The commission was awarded to the Spanish engineer Joaquin Palacios Gomez who arrived with his wife Petra Magro and their sons Joaquin and Roberto.

The project required the uninterrupted surveillance of the waters of the Pacific. To do so meant permanent maintenance of the lighthouse and housing for a keeper and his family. The first task was to locate a necessary water source and construction of a well for the family’s supply. A fresh water spring was found between some nearby cliffs.

Next, the terrain was explored for a site near the spring that would allow the construction of the tower and the keeper’s house. A suitable site was found between the dunes and stony ground.

Once the map was completed in 1902, preparations were made over the next two years to begin construction. A major problem that arose was the transportation of materials. Everything had to be shipped by boat and the landing area was distant from the construction site. This difficulty was solved with the construction of a railway track that carried wagons.

Construction began in 1904 and the lighthouse was dedicated on May 5, 1905. It was a masterpiece constructed with great intelligence and advanced techniques that took advantage of all available resources. For example, due to the impossibility of welding metal at the construction site, a metal spiral staircase was brought by boat and moved by wagon to its permanent site. The lighthouse tower was then built around it.

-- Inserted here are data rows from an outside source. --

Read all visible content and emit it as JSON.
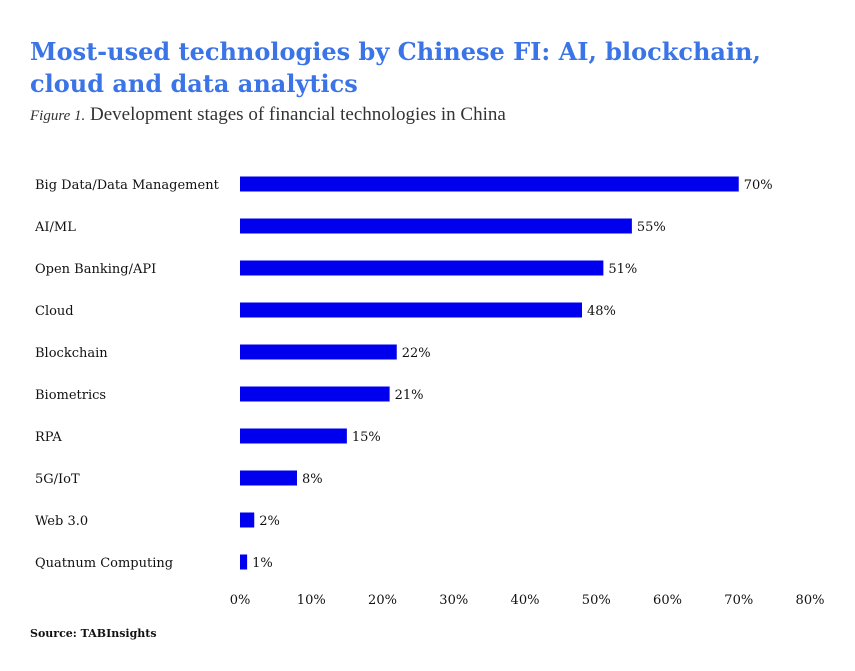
{
  "title": "Most-used technologies by Chinese FI: AI, blockchain, cloud and data analytics",
  "subtitle_figure": "Figure 1.",
  "subtitle_text": "Development stages of financial technologies in China",
  "source": "Source: TABInsights",
  "chart_data": {
    "type": "bar",
    "orientation": "horizontal",
    "categories": [
      "Big Data/Data Management",
      "AI/ML",
      "Open Banking/API",
      "Cloud",
      "Blockchain",
      "Biometrics",
      "RPA",
      "5G/IoT",
      "Web 3.0",
      "Quatnum Computing"
    ],
    "values": [
      70,
      55,
      51,
      48,
      22,
      21,
      15,
      8,
      2,
      1
    ],
    "value_labels": [
      "70%",
      "55%",
      "51%",
      "48%",
      "22%",
      "21%",
      "15%",
      "8%",
      "2%",
      "1%"
    ],
    "xlim": [
      0,
      80
    ],
    "x_ticks": [
      0,
      10,
      20,
      30,
      40,
      50,
      60,
      70,
      80
    ],
    "x_tick_labels": [
      "0%",
      "10%",
      "20%",
      "30%",
      "40%",
      "50%",
      "60%",
      "70%",
      "80%"
    ],
    "grid": false,
    "legend": "none",
    "bar_color": "#0000ee"
  }
}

Likewise, given the importance of human subsistence in a remote site, the roof was designed to be a rain collector and two tanks were built under the lighthouse to store water. Another interesting fact was that when the rails were finished carrying all the construction materials, a large section was used to make a structure that served as the building’s foundation.

The risk was great. The construction was the first major investment by the federal government in the history of the Baja California territory. In addition, all the mechanical parts and the lights of the lighthouse were the most modern of the time and imported from Europe. The operating parts were exhibited at the Universal Exhibition of Paris France in 1900. They remained in operation for more than 100 years.

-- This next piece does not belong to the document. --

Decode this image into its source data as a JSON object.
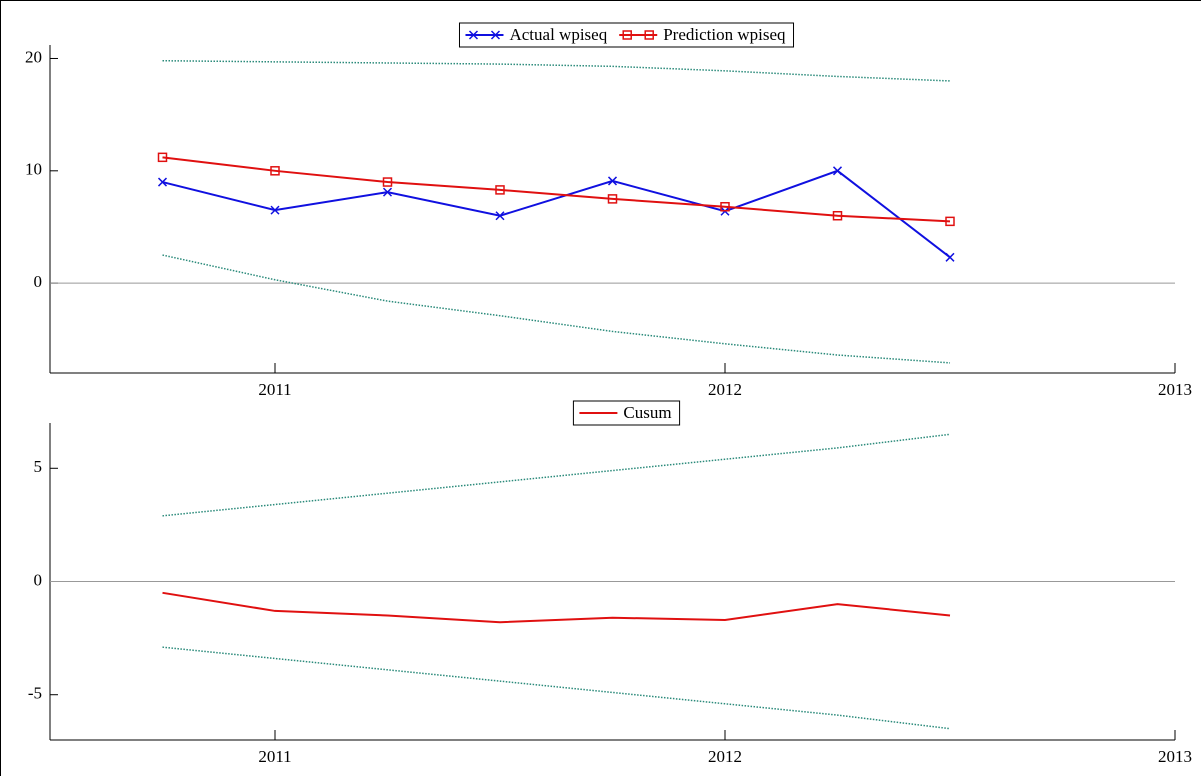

In the mid-1960s, the Cabo Falso lighthouse was struck by a hurricane and became unusable. A new lighthouse was constructed in the same area. However, as a result of this event, the community of Cabo San Lucas named it “The Old Lighthouse.” Today it is protected by a civic society through Yenekamu A.C.

The Old Lighthouse is currently the most important and significant historic monument in the Municipality of Los Cabos. It represents a symbol of identity and local pride.